Annual payment is proof that you're still alive.

AlterNIC tried settint up alternate tlds years ago, and is now gone. The problems are an alternate root is very unlikely to get consensus, and name resolution without consensus isn't very useful; and you're not going to be able to have friendly names without an arbiter to decide who gets pmlnr.example.

2 comments

> Annual payment is proof that you're still alive.

I don't want my domains sold after I die, and I don't want my bookmarks to stop working after someone else dies.

The only parts of a website that I want tied to someone's lifespan is:

- whether or not the site is updated, and

- how the site is hosted

If I could snap my fingers and magically figure out a way to make the site's hosting outlive the person, I'd do that as well. For me, extend GP's original statement to read

> one where an individual can request a domain and have it removed from the market permanently.

Your vision sounds pretty terrible. At a very cursory glance it seems fine - I don't want my information web to degrade.

Once you dig even a little bit into this, though... you get a quagmire of old and useless information. Outdated sites never go away. They just become a constant burden on the whole system. Information that's been refuted and invalidated years back is still alive and kicking because a domain exists and can be indexed, and there's no chance to ever update it, since the owner is long since dead.

The longer this lasts, the more and more noise to information you get. It's like having an incredible information web and then giving it dementia.

I think it would be absolutely incredible to peruse old blogs and websites from a century ago. Clippings from 75 year old newspapers or letters are interesting for plenty of reasons. The cost of things; The news of the day; The writing style. Imagine direct access to this sort of content from 750 years ago!
Someone's going to have to pay for hosting that data, though. The domain name is only a small part of the picture.
That's why we have wayback machine. Or we use another way to archive it.
The Wayback Machine is great, but it's basically a hack. Archiving shouldn't depend on a single centralized entity occasionally crawling the web and saving chunks of it to its archive (but only what it finds during the crawl, and excluding content with large file sizes, such as videos).

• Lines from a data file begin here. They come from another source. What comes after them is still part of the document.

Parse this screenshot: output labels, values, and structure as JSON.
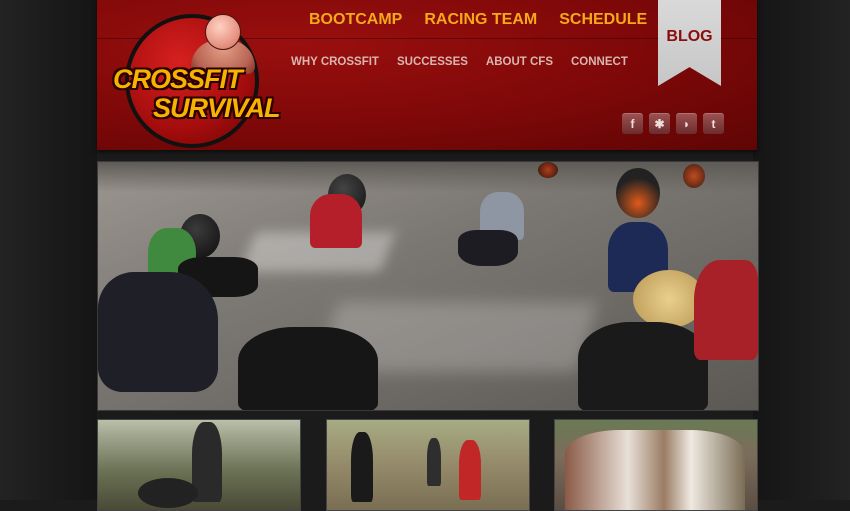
{
  "logo": {
    "line1": "CROSSFIT",
    "line2": "SURVIVAL"
  },
  "nav": {
    "primary": [
      "BOOTCAMP",
      "RACING TEAM",
      "SCHEDULE"
    ],
    "secondary": [
      "WHY CROSSFIT",
      "SUCCESSES",
      "ABOUT CFS",
      "CONNECT"
    ]
  },
  "blog": {
    "label": "BLOG"
  },
  "social": [
    {
      "icon": "facebook-icon",
      "glyph": "f"
    },
    {
      "icon": "yelp-icon",
      "glyph": "✱"
    },
    {
      "icon": "rss-icon",
      "glyph": "◗"
    },
    {
      "icon": "twitter-icon",
      "glyph": "t"
    }
  ],
  "colors": {
    "header_red": "#8a0d0d",
    "nav_gold": "#f3a91a",
    "secondary_nav": "#d8b7b0",
    "background": "#1b1b1b"
  }
}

It ought to be built into the architecture of the Web, decentralized, immediate, and (at least for small file sizes) on by default. Oh, and censorship-resistant. Even for large file sizes, I think there ought to be some very easy-to-use mechanism to donate either hard disk space or money to publicly archive content of your choice.

Those are lofty goals, of course, but the current web has is quite vulnerable to bitrot as it is, and there's no guarantee the Internet Archive will continue to operate indefinitely.

> Archiving shouldn't depend on a single centralized entity

It doesn't. It's decentralized, with lots of archivists, it's just not federated.

As the Wayback Machine currently operates, the present owner of a domain name can make the archives go away.
OpenNIC is still going strong and has alternative TLDs. Of course, the problem is that most people won't be able to resolve your domain.